Both stock price momentum and asset growth rate exhibit empirical value as return predictors for individual stocks. Does combining these indicators offer enhanced value to investors? In their September 2010 paper entitled “Firm Expansion and Stock Price Momentum”, Peter Nyberg and Salla Pöyry investigate the interaction between firm-level asset growth (change in balance sheet total assets) and stock price momentum. Specifically, they measure returns for a monthly strategy that buys (sells) the prior winners (losers) within groups of stocks sorted first on on asset growth rates and then on 11-month past returns with skip-month. Using data for a broad sample of U.S. firms listed on NYSE, AMEX and NASDAQ over the period 1964-2006, they find that:
- Profits for hedged momentum strategies (long winners and short losers) concentrate within firms with large past asset expansions or contractions (see the chart below). Equally weighted portfolios with the highest / close to zero /lowest lagged asset growth rates generate average monthly hedged momentum strategy returns of 1.52% / 0.26% / 1.03%, respectively.
- This relationship between change in assets and momentum significantly persists after controlling for market capitalization, book-to-market ratio, share turnover, stock return volatility and credit rating. It also persists during recessions, after periods of negative lagged stock market returns and after periods of low investor sentiment.
- The firm-level relationship translates to a positive relationship between aggregate corporate asset growth rate and hedged momentum strategy performance. Subperiods characterized by exceptionally high (low) aggregate asset growth rates correspond to monthly hedged momentum strategy profitability of about 1.74% (0.18%).
- In some respects, lagged asset growth explains momentum returns better than past returns.
The following chart, constructed from data in the paper, summarizes average monthly returns for 50 equally weighted portfolios reformed monthly based on sorting first into ten groups by total asset growth rate the prior year and then into five subgroups by stock returns over the past 11 months (with skip-month) over the entire 1964-2006 sample period. Notable results are:
- High (very positive) asset growth rates enhance hedged momentum strategy returns more strongly than very low (negative) asset growth rates.

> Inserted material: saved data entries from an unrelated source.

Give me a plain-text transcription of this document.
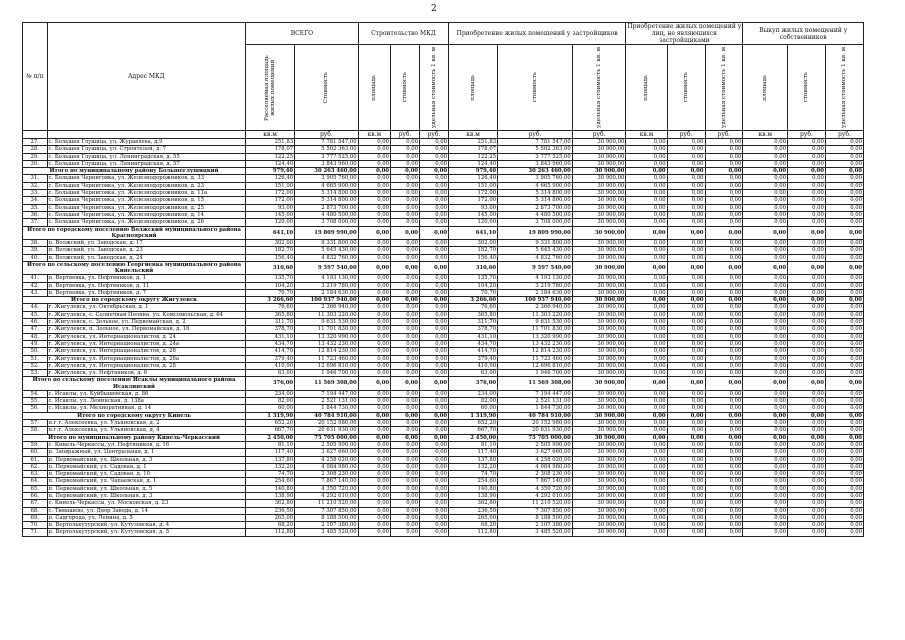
2
№ п/п	Адрес МКД	ВСЕГО		Строительство МКД			Приобретение жилых помещений у застройщиков			Приобретение жилых помещений у лиц, не являющихся застройщиками			Выкуп жилых помещений у собственников		

		Расселяемая площадь жилых помещений	Стоимость	площадь	стоимость	удельная стоимость 1 кв. м	площадь	стоимость	удельная стоимость 1 кв. м	площадь	стоимость	удельная стоимость 1 кв. м	площадь	стоимость	удельная стоимость 1 кв. м

		кв.м	руб.	кв.м	руб.	руб.	кв.м	руб.	руб.	кв.м	руб.	руб.	кв.м	руб.	руб.
27.	с. Большая Глушица, ул. Журавлева, д.9	251,83	7 781 547,00	0,00	0,00	0,00	251,83	7 781 547,00	30 900,00	0,00	0,00	0,00	0,00	0,00	0,00
28.	с. Большая Глушица, ул. Строителей, д. 7	178,07	5 502 363,00	0,00	0,00	0,00	178,07	5 502 363,00	30 900,00	0,00	0,00	0,00	0,00	0,00	0,00
29.	с. Большая Глушица, ул. Ленинградская, д. 55	122,25	3 777 525,00	0,00	0,00	0,00	122,25	3 777 525,00	30 900,00	0,00	0,00	0,00	0,00	0,00	0,00
30.	с. Большая Глушица, ул. Ленинградская, д. 57	124,40	3 843 960,00	0,00	0,00	0,00	124,40	3 843 960,00	30 900,00	0,00	0,00	0,00	0,00	0,00	0,00
Итого по муниципальному району Большеглушицкий		979,40	30 263 460,00	0,00	0,00	0,00	979,40	30 263 460,00	30 900,00	0,00	0,00	0,00	0,00	0,00	0,00
31.	с. Большая Черниговка, ул. Железнодорожников, д. 33	126,40	3 905 760,00	0,00	0,00	0,00	126,40	3 905 760,00	30 900,00	0,00	0,00	0,00	0,00	0,00	0,00
32.	с. Большая Черниговка, ул. Железнодорожников, д. 23	151,00	4 665 900,00	0,00	0,00	0,00	151,00	4 665 900,00	30 900,00	0,00	0,00	0,00	0,00	0,00	0,00
33.	с. Большая Черниговка, ул. Железнодорожников, д. 11а	172,00	5 314 800,00	0,00	0,00	0,00	172,00	5 314 800,00	30 900,00	0,00	0,00	0,00	0,00	0,00	0,00
34.	с. Большая Черниговка, ул. Железнодорожников, д. 15	172,00	5 314 800,00	0,00	0,00	0,00	172,00	5 314 800,00	30 900,00	0,00	0,00	0,00	0,00	0,00	0,00
35.	с. Большая Черниговка, ул. Железнодорожников, д. 25	93,00	2 873 700,00	0,00	0,00	0,00	93,00	2 873 700,00	30 900,00	0,00	0,00	0,00	0,00	0,00	0,00
36.	с. Большая Черниговка, ул. Железнодорожников, д. 14	145,00	4 480 500,00	0,00	0,00	0,00	145,00	4 480 500,00	30 900,00	0,00	0,00	0,00	0,00	0,00	0,00
37.	с. Большая Черниговка, ул. Железнодорожников, д. 26	120,00	3 708 000,00	0,00	0,00	0,00	120,00	3 708 000,00	30 900,00	0,00	0,00	0,00	0,00	0,00	0,00
Итого по городскому поселению Волжский муниципального района Красноярский		641,10	19 809 990,00	0,00	0,00	0,00	641,10	19 809 990,00	30 900,00	0,00	0,00	0,00	0,00	0,00	0,00
38.	п. Волжский, ул. Заводская, д. 17	302,00	9 331 800,00	0,00	0,00	0,00	302,00	9 331 800,00	30 900,00	0,00	0,00	0,00	0,00	0,00	0,00
39.	п. Волжский, ул. Заводская, д. 23	182,70	5 645 430,00	0,00	0,00	0,00	182,70	5 645 430,00	30 900,00	0,00	0,00	0,00	0,00	0,00	0,00
40.	п. Волжский, ул. Заводская, д. 24	156,40	4 832 760,00	0,00	0,00	0,00	156,40	4 832 760,00	30 900,00	0,00	0,00	0,00	0,00	0,00	0,00
Итого по сельскому поселению Георгиевка муниципального района Кинельский		310,60	9 597 540,00	0,00	0,00	0,00	310,60	9 597 540,00	30 900,00	0,00	0,00	0,00	0,00	0,00	0,00
41.	п. Вертяевка, ул. Нефтяников, д. 1	135,70	4 193 130,00	0,00	0,00	0,00	135,70	4 193 130,00	30 900,00	0,00	0,00	0,00	0,00	0,00	0,00
42.	п. Вертяевка, ул. Нефтяников, д. 11	104,20	3 219 780,00	0,00	0,00	0,00	104,20	3 219 780,00	30 900,00	0,00	0,00	0,00	0,00	0,00	0,00
43.	п. Вертяевка, ул. Нефтяников, д. 7	70,70	2 184 630,00	0,00	0,00	0,00	70,70	2 184 630,00	30 900,00	0,00	0,00	0,00	0,00	0,00	0,00
Итого по городскому округу Жигулевск		3 266,60	100 937 940,00	0,00	0,00	0,00	3 266,60	100 937 940,00	30 900,00	0,00	0,00	0,00	0,00	0,00	0,00
44.	г. Жигулевск, ул. Октябрьская, д. 1	76,60	2 366 940,00	0,00	0,00	0,00	76,60	2 366 940,00	30 900,00	0,00	0,00	0,00	0,00	0,00	0,00
45.	г. Жигулевск, с. Солнечная Поляна, ул. Комсомольская, д. 64	365,80	11 303 220,00	0,00	0,00	0,00	365,80	11 303 220,00	30 900,00	0,00	0,00	0,00	0,00	0,00	0,00
46.	г. Жигулевск, с. Зольное, ул. Первомайская, д. 2	311,70	9 631 530,00	0,00	0,00	0,00	311,70	9 631 530,00	30 900,00	0,00	0,00	0,00	0,00	0,00	0,00
47.	г. Жигулевск, п. Зольное, ул. Первомайская, д. 16	378,70	11 701 830,00	0,00	0,00	0,00	378,70	11 701 830,00	30 900,00	0,00	0,00	0,00	0,00	0,00	0,00
48.	г. Жигулевск, ул. Интернационалистов, д. 24	431,10	13 320 990,00	0,00	0,00	0,00	431,10	13 320 990,00	30 900,00	0,00	0,00	0,00	0,00	0,00	0,00
49.	г. Жигулевск, ул. Интернационалистов, д. 24а	434,70	13 432 230,00	0,00	0,00	0,00	434,70	13 432 230,00	30 900,00	0,00	0,00	0,00	0,00	0,00	0,00
50.	г. Жигулевск, ул. Интернационалистов, д. 26	414,70	12 814 230,00	0,00	0,00	0,00	414,70	12 814 230,00	30 900,00	0,00	0,00	0,00	0,00	0,00	0,00
51.	г. Жигулевск, ул. Интернационалистов, д. 26а	379,40	11 723 460,00	0,00	0,00	0,00	379,40	11 723 460,00	30 900,00	0,00	0,00	0,00	0,00	0,00	0,00
52.	г. Жигулевск, ул. Интернационалистов, д. 28	410,90	12 696 810,00	0,00	0,00	0,00	410,90	12 696 810,00	30 900,00	0,00	0,00	0,00	0,00	0,00	0,00
53.	г. Жигулевск, ул. Нефтяников, д. 6	63,00	1 946 700,00	0,00	0,00	0,00	63,00	1 946 700,00	30 900,00	0,00	0,00	0,00	0,00	0,00	0,00
Итого по сельскому поселению Исаклы муниципального района Исаклинский		376,00	11 569 308,00	0,00	0,00	0,00	376,00	11 569 308,00	30 900,00	0,00	0,00	0,00	0,00	0,00	0,00
54.	с. Исаклы, ул. Куйбышевская, д. 86	234,00	7 194 447,00	0,00	0,00	0,00	234,00	7 194 447,00	30 900,00	0,00	0,00	0,00	0,00	0,00	0,00
55.	с. Исаклы, ул. Ленинская, д. 138а	82,00	2 521 131,00	0,00	0,00	0,00	82,00	2 521 131,00	30 900,00	0,00	0,00	0,00	0,00	0,00	0,00
56.	с. Исаклы, ул. Мелиоративная, д. 14	60,00	1 844 730,00	0,00	0,00	0,00	60,00	1 844 730,00	30 900,00	0,00	0,00	0,00	0,00	0,00	0,00
Итого по городскому округу Кинель		1 319,90	40 784 910,00	0,00	0,00	0,00	1 319,90	40 784 910,00	30 900,00	0,00	0,00	0,00	0,00	0,00	0,00
57.	п.г.т. Алексеевка, ул. Ульяновская, д. 2	652,20	20 152 980,00	0,00	0,00	0,00	652,20	20 152 980,00	30 900,00	0,00	0,00	0,00	0,00	0,00	0,00
58.	п.г.т. Алексеевка, ул. Ульяновская, д. 4	667,70	20 631 930,00	0,00	0,00	0,00	667,70	20 631 930,00	30 900,00	0,00	0,00	0,00	0,00	0,00	0,00
Итого по муниципальному району Кинель-Черкасский		2 450,00	75 705 000,00	0,00	0,00	0,00	2 450,00	75 705 000,00	30 900,00	0,00	0,00	0,00	0,00	0,00	0,00
59.	с. Кинель-Черкассы, ул. Нефтяников, д. 16	81,10	2 505 990,00	0,00	0,00	0,00	81,10	2 505 990,00	30 900,00	0,00	0,00	0,00	0,00	0,00	0,00
60.	п. Заовражный, ул. Центральная, д. 1	117,40	3 627 660,00	0,00	0,00	0,00	117,40	3 627 660,00	30 900,00	0,00	0,00	0,00	0,00	0,00	0,00
61.	п. Первомайский, ул. Школьная, д. 3	137,80	4 258 020,00	0,00	0,00	0,00	137,80	4 258 020,00	30 900,00	0,00	0,00	0,00	0,00	0,00	0,00
62.	п. Первомайский, ул. Садовая, д. 1	132,20	4 084 980,00	0,00	0,00	0,00	132,20	4 084 980,00	30 900,00	0,00	0,00	0,00	0,00	0,00	0,00
63.	п. Первомайский, ул. Садовая, д. 10	74,70	2 308 230,00	0,00	0,00	0,00	74,70	2 308 230,00	30 900,00	0,00	0,00	0,00	0,00	0,00	0,00
64.	п. Первомайский, ул. Чапаевская, д. 1	254,60	7 867 140,00	0,00	0,00	0,00	254,60	7 867 140,00	30 900,00	0,00	0,00	0,00	0,00	0,00	0,00
65.	п. Первомайский, ул. Школьная, д. 5	140,80	4 350 720,00	0,00	0,00	0,00	140,80	4 350 720,00	30 900,00	0,00	0,00	0,00	0,00	0,00	0,00
66.	п. Первомайский, ул. Школьная, д. 3	138,90	4 292 010,00	0,00	0,00	0,00	138,90	4 292 010,00	30 900,00	0,00	0,00	0,00	0,00	0,00	0,00
67.	с. Кинель-Черкассы, ул. Московская, д. 23	362,80	11 210 520,00	0,00	0,00	0,00	362,80	11 210 520,00	30 900,00	0,00	0,00	0,00	0,00	0,00	0,00
68.	с. Тимашево, ул. Двор Завода, д. 14	236,50	7 307 850,00	0,00	0,00	0,00	236,50	7 307 850,00	30 900,00	0,00	0,00	0,00	0,00	0,00	0,00
69.	п. Садгорода, ул. Ленина, д. 5	265,00	8 188 500,00	0,00	0,00	0,00	265,00	8 188 500,00	30 900,00	0,00	0,00	0,00	0,00	0,00	0,00
70.	п. Вертолькутурский, ул. Кутузовская, д. 4	68,20	2 107 380,00	0,00	0,00	0,00	68,20	2 107 380,00	30 900,00	0,00	0,00	0,00	0,00	0,00	0,00
71.	п. Вертолькутурский, ул. Кутузовская, д. 5	112,80	3 485 520,00	0,00	0,00	0,00	112,80	3 485 520,00	30 900,00	0,00	0,00	0,00	0,00	0,00	0,00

- Asset growth rate is not a future return discriminator among stocks with high past returns (asset growth rate does not enhance a long-only momentum strategy).
Note that all return calculations in this study assume frictionless portfolio formation.
In summary, investors employing stock-level hedged (but not long-only) momentum strategies may be able to enhance returns by focusing on companies with high total asset growth rates the prior year.